INVESTIGADORES
DI VIRGILIO Maria Mercedes
congresos y reuniones científicas
Título:
Interventions in the Inner City. Contradictions of Their Development: The Case of Buenos Aires City, Argentina
Autor/es:
HILDA HERZER; MARÍA CARLA RODRÍGUEZ; MARÍA MERCEDES DI VIRGILIO; ADRIANA REDONDO
Lugar:
Vancouver
Reunión:
Conferencia; Sociological Association Research Committee 21 on Sociology of Urban and Regional Development. International Conference: Urban Justice and Sustainability.; 2007
Institución organizadora:
ISA
Resumen:
There is an ongoing debate in recent years about the effects of investment and renewal processes in metropolitan areas. Most certainly the tertiarization of the economy, the privatization of urban services, and the development of a real estate sector linked to the new forms of consumption and entertainment have all deeply changed the ways of economic, social and urban organisation of metropolitan Buenos Aires as from the 90s. “After almost 20 years of deindustrialization and divestment (deterioration of urban services and infrastructure, fall in real estate values) the great urban interventions in the 90s integrated ‘portions’ of the city into the globalized space and the networks society” (Keeling, 1996). These interventions had in common, that they were within a private sector logic recycling along the lines of a similar model  spaces previously devoted to activities now regarded as obsolete (Puerto Madero, the former docks; El Abasto, the ancient food supply market; soon Retiro the former multiple railway terminal.
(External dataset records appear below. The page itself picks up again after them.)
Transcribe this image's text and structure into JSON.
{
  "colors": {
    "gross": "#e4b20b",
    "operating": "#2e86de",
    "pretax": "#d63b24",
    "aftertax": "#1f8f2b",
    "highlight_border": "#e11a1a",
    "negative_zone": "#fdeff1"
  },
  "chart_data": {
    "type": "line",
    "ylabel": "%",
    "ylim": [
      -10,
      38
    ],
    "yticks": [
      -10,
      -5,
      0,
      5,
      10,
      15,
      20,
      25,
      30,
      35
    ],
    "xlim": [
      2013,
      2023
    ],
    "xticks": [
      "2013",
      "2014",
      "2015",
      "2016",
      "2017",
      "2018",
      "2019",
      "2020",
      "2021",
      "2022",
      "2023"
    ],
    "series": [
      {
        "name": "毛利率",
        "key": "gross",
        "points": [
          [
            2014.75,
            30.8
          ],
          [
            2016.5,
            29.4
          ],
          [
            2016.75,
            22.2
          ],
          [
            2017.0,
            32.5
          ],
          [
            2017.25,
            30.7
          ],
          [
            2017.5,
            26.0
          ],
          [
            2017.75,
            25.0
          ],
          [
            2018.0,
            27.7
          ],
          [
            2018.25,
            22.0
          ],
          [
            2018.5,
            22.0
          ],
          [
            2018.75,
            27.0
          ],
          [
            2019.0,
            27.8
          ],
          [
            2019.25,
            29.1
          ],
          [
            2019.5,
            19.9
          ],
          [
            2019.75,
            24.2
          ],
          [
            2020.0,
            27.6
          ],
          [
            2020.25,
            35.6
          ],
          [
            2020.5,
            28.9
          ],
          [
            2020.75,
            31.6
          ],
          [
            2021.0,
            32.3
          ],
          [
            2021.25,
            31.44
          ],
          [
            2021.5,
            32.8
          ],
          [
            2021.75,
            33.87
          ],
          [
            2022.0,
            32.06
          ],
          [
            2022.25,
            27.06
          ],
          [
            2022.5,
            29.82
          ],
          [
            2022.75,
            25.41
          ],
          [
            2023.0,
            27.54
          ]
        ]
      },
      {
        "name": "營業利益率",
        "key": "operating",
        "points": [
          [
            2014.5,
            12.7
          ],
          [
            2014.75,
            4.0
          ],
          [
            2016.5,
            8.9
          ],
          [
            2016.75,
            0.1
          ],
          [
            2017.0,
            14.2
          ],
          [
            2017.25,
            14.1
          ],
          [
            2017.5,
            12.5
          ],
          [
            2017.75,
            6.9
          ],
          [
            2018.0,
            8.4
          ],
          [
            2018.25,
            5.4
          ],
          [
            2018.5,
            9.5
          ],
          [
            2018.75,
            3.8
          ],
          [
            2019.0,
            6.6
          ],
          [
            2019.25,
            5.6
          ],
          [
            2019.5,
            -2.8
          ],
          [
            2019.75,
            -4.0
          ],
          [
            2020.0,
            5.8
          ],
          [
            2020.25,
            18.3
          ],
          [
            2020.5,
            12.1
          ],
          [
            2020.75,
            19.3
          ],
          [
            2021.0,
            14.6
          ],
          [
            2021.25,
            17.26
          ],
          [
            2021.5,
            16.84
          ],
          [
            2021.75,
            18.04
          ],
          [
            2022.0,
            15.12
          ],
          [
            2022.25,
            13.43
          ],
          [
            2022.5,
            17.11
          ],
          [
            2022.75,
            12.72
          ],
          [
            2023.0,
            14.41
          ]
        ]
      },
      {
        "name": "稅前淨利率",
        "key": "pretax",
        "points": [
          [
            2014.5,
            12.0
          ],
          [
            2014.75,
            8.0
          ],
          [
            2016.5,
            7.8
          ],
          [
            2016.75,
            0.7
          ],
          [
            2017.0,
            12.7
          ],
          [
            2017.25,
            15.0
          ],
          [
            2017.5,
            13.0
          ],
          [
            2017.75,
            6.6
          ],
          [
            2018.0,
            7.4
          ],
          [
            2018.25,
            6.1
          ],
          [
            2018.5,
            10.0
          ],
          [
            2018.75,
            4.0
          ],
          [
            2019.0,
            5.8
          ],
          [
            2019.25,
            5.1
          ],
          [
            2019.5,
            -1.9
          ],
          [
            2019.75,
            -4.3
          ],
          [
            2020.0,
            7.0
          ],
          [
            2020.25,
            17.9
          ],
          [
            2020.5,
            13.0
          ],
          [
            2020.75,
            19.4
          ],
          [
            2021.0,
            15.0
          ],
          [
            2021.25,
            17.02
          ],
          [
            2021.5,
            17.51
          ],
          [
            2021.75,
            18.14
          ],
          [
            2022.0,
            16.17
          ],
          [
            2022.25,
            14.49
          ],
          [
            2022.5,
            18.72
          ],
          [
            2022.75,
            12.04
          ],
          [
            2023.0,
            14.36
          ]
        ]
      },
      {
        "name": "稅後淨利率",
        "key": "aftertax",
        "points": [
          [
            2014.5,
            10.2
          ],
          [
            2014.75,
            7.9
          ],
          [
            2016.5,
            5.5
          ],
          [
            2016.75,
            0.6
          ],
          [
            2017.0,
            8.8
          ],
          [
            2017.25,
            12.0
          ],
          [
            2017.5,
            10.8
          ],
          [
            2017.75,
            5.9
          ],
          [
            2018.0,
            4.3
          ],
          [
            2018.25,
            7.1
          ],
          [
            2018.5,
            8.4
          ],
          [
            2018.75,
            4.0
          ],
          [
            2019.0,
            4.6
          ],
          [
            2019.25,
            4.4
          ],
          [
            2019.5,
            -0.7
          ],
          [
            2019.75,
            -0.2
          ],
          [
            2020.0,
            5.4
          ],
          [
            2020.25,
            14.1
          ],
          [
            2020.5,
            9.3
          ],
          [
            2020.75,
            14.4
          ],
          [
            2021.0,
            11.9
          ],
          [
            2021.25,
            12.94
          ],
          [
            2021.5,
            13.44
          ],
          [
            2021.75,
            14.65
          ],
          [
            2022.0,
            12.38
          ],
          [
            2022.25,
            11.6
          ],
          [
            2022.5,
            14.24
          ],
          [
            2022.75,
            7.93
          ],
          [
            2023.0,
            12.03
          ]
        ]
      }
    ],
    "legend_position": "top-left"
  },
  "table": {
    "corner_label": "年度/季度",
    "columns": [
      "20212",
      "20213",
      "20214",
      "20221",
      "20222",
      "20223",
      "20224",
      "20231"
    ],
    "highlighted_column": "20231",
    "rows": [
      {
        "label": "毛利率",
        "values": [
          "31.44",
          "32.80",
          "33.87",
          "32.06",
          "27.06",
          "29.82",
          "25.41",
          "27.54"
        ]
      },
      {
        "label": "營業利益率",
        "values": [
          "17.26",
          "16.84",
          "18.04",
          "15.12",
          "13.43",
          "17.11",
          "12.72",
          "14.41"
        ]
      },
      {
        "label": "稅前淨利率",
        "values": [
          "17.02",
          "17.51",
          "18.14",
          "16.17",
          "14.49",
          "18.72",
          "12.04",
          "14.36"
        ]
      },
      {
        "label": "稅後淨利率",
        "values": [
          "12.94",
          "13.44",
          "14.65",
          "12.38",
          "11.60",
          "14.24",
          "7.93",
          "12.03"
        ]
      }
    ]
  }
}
Such interventions requalify portions of territory enhancing the contrasts between a degraded Southern area and the more modern and dense Northern sections of the city of Buenos Aires.   For years, the role of the State through public policies was supposed to be aimed at integration –or, as some observers have called it “a great homogeneity within heterogeneity” (Kessler, 1999).  Is it perhaps that against the current background the trend has dramatically shifted and the private sector logic is changing parts of the city outside or against that previous aim? Or maybe we are facing a tendency headed for greater homogeneity of the urban territory in economic and social terms? Or, what is really prevailing is indeed displacement and exclusion?   Within this framework, this paper is aimed at approaching the ways informality(ies) is(are) defined around the habitat in consolidated urban areas and attempting to account for its(their) different links with the public policies sphere. The main questions of this inquiry are, among others: what are the components of informality in consolidated urban areas? How are those components linked (or not) to the insertions in the labour market, to the access to consumption (housing), and so forth? Is it possible to identify extents/degrees of informality not solely associated with housing?  How do public policies address these issues?